It took me years to figure out the Oreos served in Lunchables are knock offs. On the cover it says “Chocolate Crème Cookies.” I’ve believed this lie for as long as I can remember. Unless they were real back then? I don’t even know at this point. They sure as hell aren’t real now!
Food Jokes
Someone asked the former 2016 presidential candidate Hillary Clinton why she lost the 2016 presidential election to Donald John Trump, and the former 2016 presidential candidate Hillary Clinton said, "Because someone asked her what she would do for a Klondike Bar?"
What the can say to the tomato?
Tomato tomato potato potato find twelve recipe for the both 👍🏾
I put on ingredient sticker read for tasting good.
What do you call a rapper who works in the bakery?
DOUGH-KNIGHT
Why were the Twin Towers mad? They ordered pepperoni, but they got plain.
Yo mama so dumb, she failed lunch.
Yo mama so stupid that she thought Subway was a place where you buy subways.

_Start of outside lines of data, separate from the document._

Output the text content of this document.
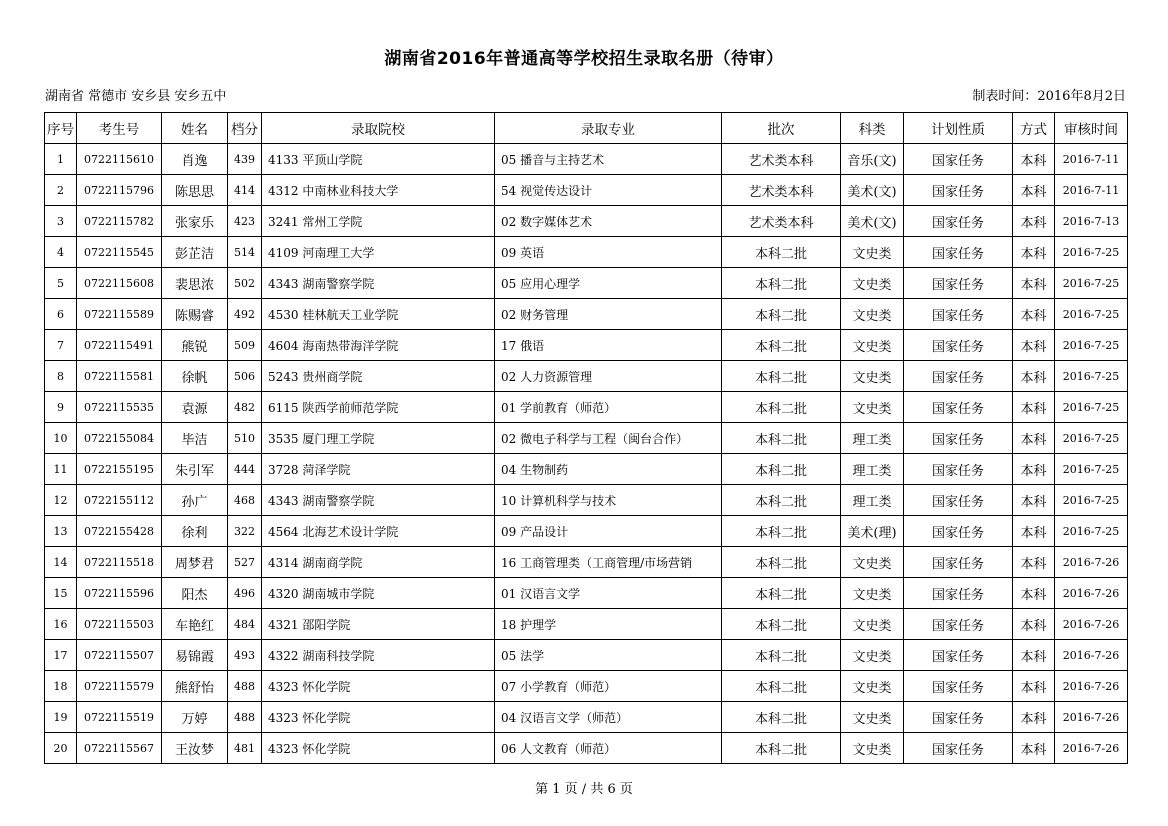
湖南省2016年普通高等学校招生录取名册（待审）
湖南省 常德市 安乡县 安乡五中	制表时间：2016年8月2日
序号	考生号	姓名	档分	录取院校	录取专业	批次	科类	计划性质	方式	审核时间
1	0722115610	肖逸	439	4133 平顶山学院	05 播音与主持艺术	艺术类本科	音乐(文)	国家任务	本科	2016-7-11
2	0722115796	陈思思	414	4312 中南林业科技大学	54 视觉传达设计	艺术类本科	美术(文)	国家任务	本科	2016-7-11
3	0722115782	张家乐	423	3241 常州工学院	02 数字媒体艺术	艺术类本科	美术(文)	国家任务	本科	2016-7-13
4	0722115545	彭芷洁	514	4109 河南理工大学	09 英语	本科二批	文史类	国家任务	本科	2016-7-25
5	0722115608	裴思浓	502	4343 湖南警察学院	05 应用心理学	本科二批	文史类	国家任务	本科	2016-7-25
6	0722115589	陈赐睿	492	4530 桂林航天工业学院	02 财务管理	本科二批	文史类	国家任务	本科	2016-7-25
7	0722115491	熊锐	509	4604 海南热带海洋学院	17 俄语	本科二批	文史类	国家任务	本科	2016-7-25
8	0722115581	徐帆	506	5243 贵州商学院	02 人力资源管理	本科二批	文史类	国家任务	本科	2016-7-25
9	0722115535	袁源	482	6115 陕西学前师范学院	01 学前教育（师范）	本科二批	文史类	国家任务	本科	2016-7-25
10	0722155084	毕洁	510	3535 厦门理工学院	02 微电子科学与工程（闽台合作）	本科二批	理工类	国家任务	本科	2016-7-25
11	0722155195	朱引军	444	3728 菏泽学院	04 生物制药	本科二批	理工类	国家任务	本科	2016-7-25
12	0722155112	孙广	468	4343 湖南警察学院	10 计算机科学与技术	本科二批	理工类	国家任务	本科	2016-7-25
13	0722155428	徐利	322	4564 北海艺术设计学院	09 产品设计	本科二批	美术(理)	国家任务	本科	2016-7-25
14	0722115518	周梦君	527	4314 湖南商学院	16 工商管理类（工商管理/市场营销	本科二批	文史类	国家任务	本科	2016-7-26
15	0722115596	阳杰	496	4320 湖南城市学院	01 汉语言文学	本科二批	文史类	国家任务	本科	2016-7-26
16	0722115503	车艳红	484	4321 邵阳学院	18 护理学	本科二批	文史类	国家任务	本科	2016-7-26
17	0722115507	易锦霞	493	4322 湖南科技学院	05 法学	本科二批	文史类	国家任务	本科	2016-7-26
18	0722115579	熊舒怡	488	4323 怀化学院	07 小学教育（师范）	本科二批	文史类	国家任务	本科	2016-7-26
19	0722115519	万婷	488	4323 怀化学院	04 汉语言文学（师范）	本科二批	文史类	国家任务	本科	2016-7-26
20	0722115567	王汝梦	481	4323 怀化学院	06 人文教育（师范）	本科二批	文史类	国家任务	本科	2016-7-26
第 1 页 / 共 6 页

Q: What’s the hardest part of a vegetable to eat?
A: The wheelchair.
What did the toaster say to the bread?
"I want you inside me!"
Why did little Billy drop his ice cream?
He was hit by an ice cream truck.
What's the hardest part of a vegetable to eat?
Answer: The table part.
What's the difference between a noodle and a scaboodle fladooodle?
Why do people eat bananas? Because it's a-peeling!
I have breakfast with my boys.
What goes with chips?
Not your cheese.
bröd
What do you call a cow with three legs?
Tri-tip!
Why did Jimmy drop his ice cream?
Because he was dead.
Let's taco about something.
I made someone a PB and J sandwich... they died.